A Problem for Pawlenty

Written by David Frum on Wednesday December 23, 2009

Charles Johnson of Little Green Footballs took strenuous exception to Gov. Tim Pawlenty's comments about teaching creationism in his recent Newsweek interview. The interview - and Johnson's reaction - bespeak a religious problem for Pawlenty that will require much tact on his part and that of his campaign team.

Charles Johnson of Little Green Footballs took strenuous exception to Gov. Tim Pawlenty's Newsweek interview.

Tim Pawlenty, the very model of a modern GOP candidate, considered by many as a possible front runner for the Presidency in 2012: Anti-science and anti-gay.

Let me ask you about social issues your party has been dealing with. In her book, Palin claims that McCain’s handlers wanted her to be silent about her belief in creationism. How would you describe your view?

I can tell you how we handle it in Minnesota. We leave it to the local school districts. We don’t mandate a curriculum or an approach. We allow for something called “intelligent design” to be discussed as a comparative theory. It doesn’t have to be in science class.

Is this a kind of “moderate” creationism?

Well, Pawlenty is clearly trying to soft-pedal it, but no, there’s nothing “moderate” about this. The fact is that “intelligent design” has no validity whatsoever, as a “comparative theory” or any other kind of theory. ID is not a “theory” at all in the scientific sense — it’s a marketing ploy to repackage fundamentalist Christian creationism in a cheap pseudo-scientific suit.

Johnson's comment seems to me radically unfair. Pawlenty is a model of sensible modern conservatism. His answers to Newsweek's barbed questions indicate an instinct for practical compromise, even as he eschews any personal support for creationism.

That said, the interview - and Johnson's reaction - bespeak a religious problem for Pawlenty that will require much tact on his part and that of his campaign team.

Pawlenty now attends an evangelical church, but he was born and raised a Roman Catholic. He changed denominations at marriage, accepting his wife's evangelical faith.

Without pretending any insight into the souls of the Pawlenty family, I'd guess a trajectory along the following lines. A not especially religious man married a rather more religious woman. She wished the whole family to worship together, and since affiliation mattered more to her, the man followed his wife to the church of her family. Decisions like that must happen a million times a year in this multidenominational country.
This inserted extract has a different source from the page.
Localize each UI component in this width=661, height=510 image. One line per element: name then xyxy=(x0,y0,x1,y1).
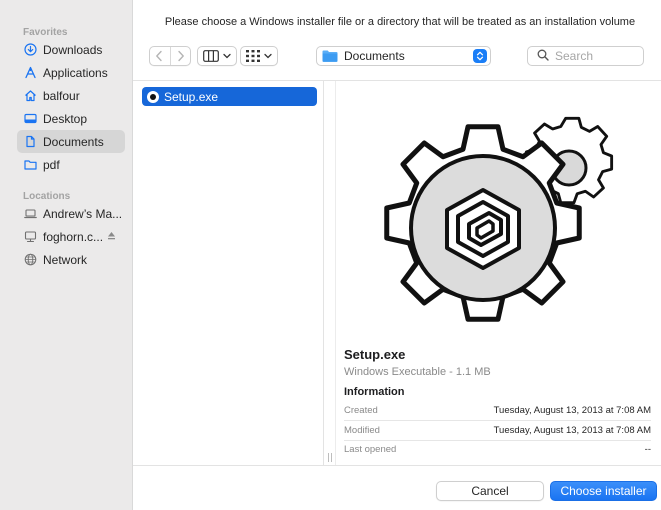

But this decision contains two landmines.

1) How will Catholic voters feel about a candidate who left the church? In 1944, President Roosevelt ruled out South Carolina's James F. Byrne as a running mate in large part because he feared Byrne's departure from the church into which he was born (also for marital reasons) would offend Catholic voters.

2) How will evangelical voters feel about a man whose conversion narrative is so pragmatic?

Suggesting that Pawlenty's reaffiliation was motivated by family concerns does not imply that the conversion is insincere. Far from it! It's honorably and attractively American to suspect that most of the differences between religions are more or less decorative ethnocultural elements atop the deep stratum of moral and ethical truth we call the Judaeo-Christian tradition. I wonder if God regards our attempts at theology more or less the way a parent feels about the clay napkin rings the children fabricate at summer camp: the intention is much more attractive than the product. In which case, honoring your spouse pleases Him much more than guessing correctly which religious tradition is least flawed and distorted by human fallibility.

But that's just one man's view. And I don't vote in Iowa.